Game of the Month: “Goat Simulator”

By James Page
Developer: Coffee Stain Studios
ESRB: Mature
Release Date: 04/01/2014
System: PC/Mac/Linux/IOS/Android
Graphics: 2.0 out of 4.0
Game Play: 3.0 out of 4.0
Personal: 1.5 out of 2.0
Total Score: 6.5 out of 10.0 Player’s Page: Goat Simulator

Goat SimulatorThe life of a goat is a simple and relatively peaceful existence. Long days are spent wandering around verdant green pastures, eating delicious plants, bleating in order to communicate with fellow goats, head butting various things, and chewing on the occasional tin can. When not wandering around goats are useful creatures acting as pack animals and providing humans with milk, and once a goat has finished its life it will provide meat, hide, and horn.
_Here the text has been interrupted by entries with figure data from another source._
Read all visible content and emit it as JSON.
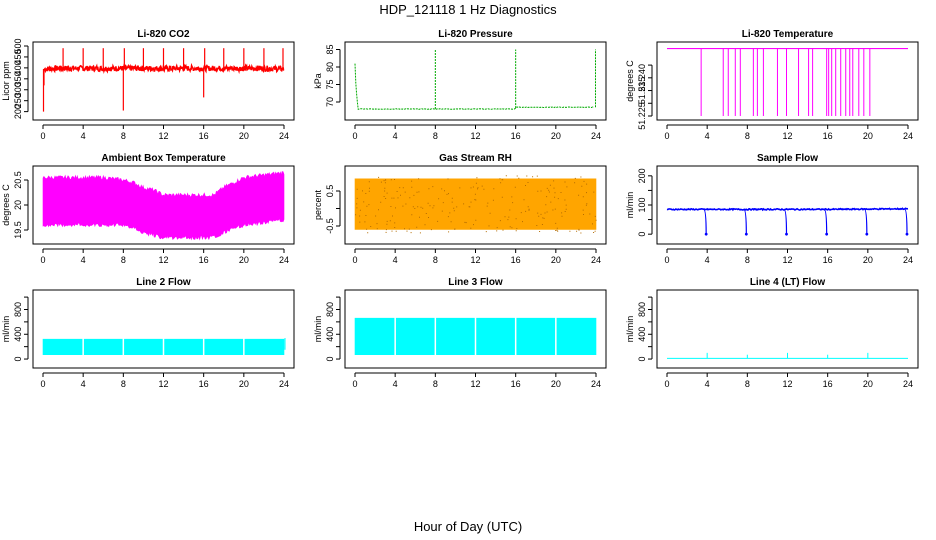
{
  "figure": {
    "title": "HDP_121118  1 Hz Diagnostics",
    "xlabel": "Hour of Day (UTC)"
  },
  "chart_data": [
    {
      "type": "line",
      "title": "Li-820 CO2",
      "ylabel": "Licor ppm",
      "color": "#ff0000",
      "xlim": [
        0,
        24
      ],
      "ylim": [
        180,
        500
      ],
      "xticks": [
        0,
        4,
        8,
        12,
        16,
        20,
        24
      ],
      "yticks": [
        200,
        250,
        300,
        350,
        400,
        450,
        500
      ],
      "pattern": {
        "kind": "band",
        "low": 385,
        "high": 410
      },
      "x": [
        0,
        2,
        4,
        6,
        8,
        10,
        12,
        14,
        16,
        18,
        20,
        22,
        24
      ],
      "y": [
        395,
        398,
        398,
        397,
        398,
        398,
        397,
        398,
        398,
        398,
        398,
        398,
        395
      ],
      "spikes": [
        {
          "x": 0.05,
          "y": 200
        },
        {
          "x": 0.1,
          "y": 320
        },
        {
          "x": 2.0,
          "y": 490
        },
        {
          "x": 4.0,
          "y": 490
        },
        {
          "x": 6.0,
          "y": 490
        },
        {
          "x": 8.0,
          "y": 205
        },
        {
          "x": 8.1,
          "y": 490
        },
        {
          "x": 10.0,
          "y": 490
        },
        {
          "x": 12.0,
          "y": 490
        },
        {
          "x": 14.0,
          "y": 490
        },
        {
          "x": 16.0,
          "y": 265
        },
        {
          "x": 16.1,
          "y": 490
        },
        {
          "x": 18.0,
          "y": 490
        },
        {
          "x": 20.0,
          "y": 490
        },
        {
          "x": 22.0,
          "y": 490
        },
        {
          "x": 23.9,
          "y": 490
        }
      ]
    },
    {
      "type": "line",
      "title": "Li-820 Pressure",
      "ylabel": "kPa",
      "color": "#00aa00",
      "xlim": [
        0,
        24
      ],
      "ylim": [
        66,
        86
      ],
      "xticks": [
        0,
        4,
        8,
        12,
        16,
        20,
        24
      ],
      "yticks": [
        70,
        75,
        80,
        85
      ],
      "x": [
        0,
        0.1,
        0.3,
        4,
        8,
        12,
        15.9,
        16.1,
        20,
        23.8
      ],
      "y": [
        81,
        74,
        68,
        68,
        68,
        68,
        68,
        68.5,
        68.5,
        68.5
      ],
      "spikes": [
        {
          "x": 8.0,
          "y": 85
        },
        {
          "x": 16.0,
          "y": 85
        },
        {
          "x": 23.95,
          "y": 85
        }
      ]
    },
    {
      "type": "line",
      "title": "Li-820 Temperature",
      "ylabel": "degrees C",
      "color": "#ff00ff",
      "xlim": [
        0,
        24
      ],
      "ylim": [
        51.225,
        51.2525
      ],
      "xticks": [
        0,
        4,
        8,
        12,
        16,
        20,
        24
      ],
      "yticks": [
        51.225,
        51.23,
        51.235,
        51.24,
        51.245
      ],
      "yticklabels": [
        "51.225",
        "",
        "51.235",
        "51.240",
        ""
      ],
      "pattern": {
        "kind": "flat",
        "value": 51.2515
      },
      "drops": [
        3.4,
        5.6,
        6.1,
        6.8,
        7.3,
        8.6,
        9.0,
        9.6,
        11.0,
        11.9,
        13.1,
        14.1,
        14.5,
        15.9,
        16.1,
        16.4,
        16.8,
        17.3,
        17.8,
        18.2,
        18.5,
        19.1,
        19.6,
        20.2
      ],
      "drop_to": 51.225
    },
    {
      "type": "area",
      "title": "Ambient Box Temperature",
      "ylabel": "degrees C",
      "color": "#ff00ff",
      "xlim": [
        0,
        24
      ],
      "ylim": [
        19.3,
        20.7
      ],
      "xticks": [
        0,
        4,
        8,
        12,
        16,
        20,
        24
      ],
      "yticks": [
        19.5,
        20.0,
        20.5
      ],
      "x": [
        0,
        2,
        4,
        6,
        8,
        9,
        10,
        11,
        12,
        14,
        16,
        17,
        18,
        19,
        20,
        22,
        24
      ],
      "low": [
        19.6,
        19.6,
        19.6,
        19.6,
        19.6,
        19.55,
        19.45,
        19.4,
        19.35,
        19.35,
        19.35,
        19.35,
        19.45,
        19.55,
        19.6,
        19.65,
        19.7
      ],
      "high": [
        20.55,
        20.55,
        20.55,
        20.55,
        20.5,
        20.45,
        20.35,
        20.3,
        20.2,
        20.2,
        20.2,
        20.2,
        20.35,
        20.45,
        20.55,
        20.6,
        20.65
      ]
    },
    {
      "type": "area",
      "title": "Gas Stream RH",
      "ylabel": "percent",
      "color": "#ffa500",
      "xlim": [
        0,
        24
      ],
      "ylim": [
        -0.9,
        1.1
      ],
      "xticks": [
        0,
        4,
        8,
        12,
        16,
        20,
        24
      ],
      "yticks": [
        -0.5,
        0.0,
        0.5
      ],
      "yticklabels": [
        "-0.5",
        "",
        "0.5"
      ],
      "x": [
        0,
        4,
        8,
        12,
        16,
        20,
        24
      ],
      "low": [
        -0.6,
        -0.6,
        -0.6,
        -0.6,
        -0.6,
        -0.6,
        -0.6
      ],
      "high": [
        0.85,
        0.85,
        0.85,
        0.85,
        0.85,
        0.85,
        0.85
      ]
    },
    {
      "type": "line",
      "title": "Sample Flow",
      "ylabel": "ml/min",
      "color": "#0000ff",
      "xlim": [
        0,
        24
      ],
      "ylim": [
        -20,
        220
      ],
      "xticks": [
        0,
        4,
        8,
        12,
        16,
        20,
        24
      ],
      "yticks": [
        0,
        50,
        100,
        150,
        200
      ],
      "yticklabels": [
        "0",
        "",
        "100",
        "",
        "200"
      ],
      "x": [
        0,
        4,
        8,
        12,
        16,
        20,
        24
      ],
      "y": [
        85,
        85,
        85,
        85,
        85,
        86,
        87
      ],
      "dips": [
        {
          "x": 3.9,
          "y": 0
        },
        {
          "x": 7.9,
          "y": 0
        },
        {
          "x": 11.9,
          "y": 0
        },
        {
          "x": 15.9,
          "y": 0
        },
        {
          "x": 19.9,
          "y": 0
        },
        {
          "x": 23.9,
          "y": 0
        }
      ]
    },
    {
      "type": "area",
      "title": "Line 2 Flow",
      "ylabel": "ml/min",
      "color": "#00ffff",
      "xlim": [
        0,
        24
      ],
      "ylim": [
        -80,
        1050
      ],
      "xticks": [
        0,
        4,
        8,
        12,
        16,
        20,
        24
      ],
      "yticks": [
        0,
        200,
        400,
        600,
        800,
        1000
      ],
      "yticklabels": [
        "0",
        "",
        "400",
        "",
        "800",
        ""
      ],
      "x": [
        0,
        24
      ],
      "low": [
        70,
        70
      ],
      "high": [
        320,
        320
      ],
      "gaps": [
        4,
        8,
        12,
        16,
        20
      ]
    },
    {
      "type": "area",
      "title": "Line 3 Flow",
      "ylabel": "ml/min",
      "color": "#00ffff",
      "xlim": [
        0,
        24
      ],
      "ylim": [
        -80,
        1050
      ],
      "xticks": [
        0,
        4,
        8,
        12,
        16,
        20,
        24
      ],
      "yticks": [
        0,
        200,
        400,
        600,
        800,
        1000
      ],
      "yticklabels": [
        "0",
        "",
        "400",
        "",
        "800",
        ""
      ],
      "x": [
        0,
        24
      ],
      "low": [
        70,
        70
      ],
      "high": [
        660,
        660
      ],
      "gaps": [
        4,
        8,
        12,
        16,
        20
      ]
    },
    {
      "type": "line",
      "title": "Line 4 (LT) Flow",
      "ylabel": "ml/min",
      "color": "#00ffff",
      "xlim": [
        0,
        24
      ],
      "ylim": [
        -80,
        1050
      ],
      "xticks": [
        0,
        4,
        8,
        12,
        16,
        20,
        24
      ],
      "yticks": [
        0,
        200,
        400,
        600,
        800,
        1000
      ],
      "yticklabels": [
        "0",
        "",
        "400",
        "",
        "800",
        ""
      ],
      "x": [
        0,
        24
      ],
      "y": [
        10,
        10
      ],
      "spikes": [
        {
          "x": 4,
          "y": 100
        },
        {
          "x": 8,
          "y": 70
        },
        {
          "x": 12,
          "y": 100
        },
        {
          "x": 16,
          "y": 70
        },
        {
          "x": 20,
          "y": 100
        }
      ]
    }
  ]
}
Considering the relatively simple and uneventful life of a goat, one is driven to ask the ultimate question: why would one want to make or play a game where the player is a goat? The answer is simple, the development, promotion, and overall game play of “Goat Simulator” is a joke.

Early in 2014 Coffee Stain Studios, known for the first–person shooter game Sanctum, held an internal game-development event. A group of developers decided to create a joke prototype to enter in the event. The submission was described by developer Armin Ibrisagic as “an old-school skating game, except instead of being a skater, you’re a goat, and instead of doing tricks, you wreck stuff.”

After a successful reception by the developers at Coffee Stain, the company decided to post the prototype footage of the ragdoll goat in all of its glitchy glory to YouTube. The large amount of positive feedback from the YouTube posting convinced Coffee Stain Studios to develop a full version of the game and release it on Steam.

When developing Goat Simulator the creators decided to maintain the low-budget, glitchy quality of the prototype. Coffee Stain allotted a small budget and time window to the development of the game. They did not want to create a well-polished game, deciding part of the fun was enjoying all of the odd glitches, and they removed only the problems that would cause the game to crash.

As a result, when Goat Simulator released on April Fools’ Day of 2014––meaning the total time from initial concept to release was less than three months––the game only had a single player campaign and the ability to modify the game through the Steam Workshop. In June the studio released a free expansion for the game, which added a new area to explore, the ability to perform freestyle tricks, a local multiplayer feature, and corrected various game breaking issues.

Goat Simulator as a game reflects the actual life of a goat in its simplicity and lack of a serious nature. As a goat, the player will have access to a selection of goat-like abilities such as walking, running, jumping, head butting, licking, and bleating, and in addition the player will be able to perform a small number of actions which are not commonly associated with goats such as climbing, handstands, and bike riding.

October-Live-From-Japan-2The player will use these actions to take advantage of the environment and cause destruction to a small world. Beyond causing destruction, there is no real objective to the game with the exception of running up a relatively meaningless score counter and amusing oneself with the odd things one can do while playing the game.

Goat Simulator makes no attempt to hide the simplistic and absurd nature of the game. Despite this, there is a wide range of criticism and praise for the game. A number of critics pan the game for being too short, too simplistic, and taking advantage of social media to drum up hype for a game of poor quality.

However, on the opposite side there are those who praise it for being a fun game that is not complicated. In the end the reviews of the game come down to the simple fact that some dislike that which they cannot understand and some can see the game for what it is and enjoy the experience. One thing is for certain, regardless of criticism, Goat Simulator has sold well over one million copies and has more than covered its costs to become a very profitable title.

Overall, Goat Simulator is a fun experience that can help to pass the time. If one is looking for deep game play or an engaging story then it is best to spend one’s money on a different game or take the advice of the game’s creators and “spend your money on something else, such as a hula hoop, a pile of bricks, or maybe pool your money together with your friends and buy a real goat.”

The game is absurd and amusing but it may contain some content which could be deemed inappropriate such as goat-on-goat violence, traffic accidents, jabs at Michael Bay’s favorite and most-used film element, and demonic goat possession. When all is said and done, anyone who purchases the game will find that it delivers more than enough entertainment for numerous hours of enjoyment.

Remember, like all games if you play them just to have fun, there will never be a bad game.